Identification of Hybrid Dynamical Models of Human Movement via Switched System Optimal Control
The empirical observation of human locomotion has found considerable utility in the diagnosis of numerous neuromuscular pathologies. Unfortunately without the construction of a dynamical system model of the measured gait, the effectualness of these observations is restricted to just the existing diagnostic variety rather than the prediction of potential instabilities in gait or guiding the construction of user specific prosthetics. In order to construct a dynamical system model of an observed gait in an automated fashion, one requires a family of representations rich enough to describe the dynamics of gait and an automated procedure to select a particular representation capable of describing a given observation from this family.
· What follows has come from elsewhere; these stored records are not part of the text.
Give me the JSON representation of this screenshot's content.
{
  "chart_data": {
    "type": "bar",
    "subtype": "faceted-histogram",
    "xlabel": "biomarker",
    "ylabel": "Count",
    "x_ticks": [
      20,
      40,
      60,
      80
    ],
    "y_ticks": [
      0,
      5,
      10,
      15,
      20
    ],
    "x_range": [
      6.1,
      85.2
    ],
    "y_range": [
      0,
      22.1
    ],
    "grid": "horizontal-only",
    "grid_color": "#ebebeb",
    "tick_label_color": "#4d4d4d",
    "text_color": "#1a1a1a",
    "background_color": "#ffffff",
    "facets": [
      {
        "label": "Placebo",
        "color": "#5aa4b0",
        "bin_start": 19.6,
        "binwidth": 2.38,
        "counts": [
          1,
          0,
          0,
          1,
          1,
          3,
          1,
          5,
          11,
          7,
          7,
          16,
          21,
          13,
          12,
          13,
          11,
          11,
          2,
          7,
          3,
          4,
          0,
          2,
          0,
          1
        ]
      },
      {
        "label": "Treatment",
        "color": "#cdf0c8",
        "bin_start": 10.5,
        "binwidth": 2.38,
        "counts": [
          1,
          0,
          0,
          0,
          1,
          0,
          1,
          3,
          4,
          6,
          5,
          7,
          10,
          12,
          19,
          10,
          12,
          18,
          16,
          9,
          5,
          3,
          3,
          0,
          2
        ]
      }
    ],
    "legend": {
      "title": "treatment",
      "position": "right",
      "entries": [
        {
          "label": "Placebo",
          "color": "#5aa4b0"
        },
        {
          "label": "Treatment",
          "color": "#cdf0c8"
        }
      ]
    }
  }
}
The goal of this thesis is to address these two problems. First, a hybrid dynamical system representation is introduced that is shown to be capable of describing the discontinuities in dynamics that occur during locomotion. In particular, such a representation is constructible from observation given an unconstrained Lagrangian which is intrinsic to the biped after the identification of the sequence of contact points that are enforced during the observed motion. Second, a specific hybrid dynamical system representation is shown to be constructible from observed data by optimally switching between the set of vector fields corresponding to all possible combinations of contact point enforcements.
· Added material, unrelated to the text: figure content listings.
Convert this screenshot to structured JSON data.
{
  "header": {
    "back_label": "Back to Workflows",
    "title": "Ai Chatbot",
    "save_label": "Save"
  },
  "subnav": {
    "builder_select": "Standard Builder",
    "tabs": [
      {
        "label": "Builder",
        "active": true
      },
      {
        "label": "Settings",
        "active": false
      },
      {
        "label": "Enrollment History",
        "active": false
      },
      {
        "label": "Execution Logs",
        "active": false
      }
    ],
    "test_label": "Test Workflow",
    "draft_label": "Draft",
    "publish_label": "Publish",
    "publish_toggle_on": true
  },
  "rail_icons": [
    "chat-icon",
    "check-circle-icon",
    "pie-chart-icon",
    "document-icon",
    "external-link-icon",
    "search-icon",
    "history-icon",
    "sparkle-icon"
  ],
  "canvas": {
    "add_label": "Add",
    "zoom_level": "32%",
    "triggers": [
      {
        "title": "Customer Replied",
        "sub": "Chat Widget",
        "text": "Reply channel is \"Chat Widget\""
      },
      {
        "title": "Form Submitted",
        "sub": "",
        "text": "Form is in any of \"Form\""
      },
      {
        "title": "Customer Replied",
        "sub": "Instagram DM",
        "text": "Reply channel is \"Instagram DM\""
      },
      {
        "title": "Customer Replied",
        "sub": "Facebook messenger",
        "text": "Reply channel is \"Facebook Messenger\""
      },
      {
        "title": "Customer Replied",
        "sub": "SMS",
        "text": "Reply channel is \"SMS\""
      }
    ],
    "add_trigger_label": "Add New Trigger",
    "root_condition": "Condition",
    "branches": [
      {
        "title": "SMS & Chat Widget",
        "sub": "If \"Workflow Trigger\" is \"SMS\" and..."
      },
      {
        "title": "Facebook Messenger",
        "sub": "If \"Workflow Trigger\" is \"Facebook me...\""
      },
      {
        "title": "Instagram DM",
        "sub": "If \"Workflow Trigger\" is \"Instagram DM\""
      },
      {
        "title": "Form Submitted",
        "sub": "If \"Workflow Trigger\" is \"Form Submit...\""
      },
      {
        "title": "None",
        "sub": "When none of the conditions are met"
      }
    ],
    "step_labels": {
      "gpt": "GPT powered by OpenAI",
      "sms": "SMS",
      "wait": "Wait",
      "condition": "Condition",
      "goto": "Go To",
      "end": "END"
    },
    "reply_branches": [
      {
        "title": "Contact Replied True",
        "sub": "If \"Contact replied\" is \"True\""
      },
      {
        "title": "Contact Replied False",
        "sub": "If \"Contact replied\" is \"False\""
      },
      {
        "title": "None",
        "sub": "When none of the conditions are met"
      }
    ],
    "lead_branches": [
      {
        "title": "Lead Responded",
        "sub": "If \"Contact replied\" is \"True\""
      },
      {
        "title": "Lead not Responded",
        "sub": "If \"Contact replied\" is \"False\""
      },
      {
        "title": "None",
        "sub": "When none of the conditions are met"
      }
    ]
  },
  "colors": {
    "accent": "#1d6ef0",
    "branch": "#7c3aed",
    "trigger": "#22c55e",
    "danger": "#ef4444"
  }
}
At this point an algorithm for the computation of an optimal control of constrained nonlinear switched dynamical systems is devised. The control parameter for such systems include a continuous-valued input and discrete-valued input, where the latter corresponds to the mode of the switched system that is active at a particular instance in time. The presented approach, which this thesis proves converges to local minimizers of the constrained optimal control problem, first relaxes the discrete-valued input, performs traditional optimal control, and then projects the constructed relaxed discrete-valued input back to a pure discrete-valued input by employing an extension of the classical Chattering Lemma. This algorithm is extended by formulating a computationally implementable algorithm that works by discretizing the time interval over which the switched dynamical system is defined. Importantly, this thesis proves that the implementable algorithm constructs a sequence of points by recursive application that converge to the local minimizers of the original constrained optimal control problem. Four simulation experiments are included to validate the theoretical developments and illustrate its superiority when compared to standard mixed integer optimization techniques.
The thesis concludes by applying the presented algorithm to perform the identification of a hybrid dynamical system representation of two classes of gaits. The first is a synthetic gait generated by the application of feedback linearization to a classical robotic bipedal model. For this synthetic observation, the presented identification scheme is able to correctly identify the correct model. The second set of gaits is one constructed from motion capture observations of 9 subjects during a flat ground walking experiment. For each subject, the presented identification scheme determines a distinct hybrid dynamical system representation. Surprisingly, the identified models for each participant share an identical discrete structure, or an identical sequence of contact point enforcements.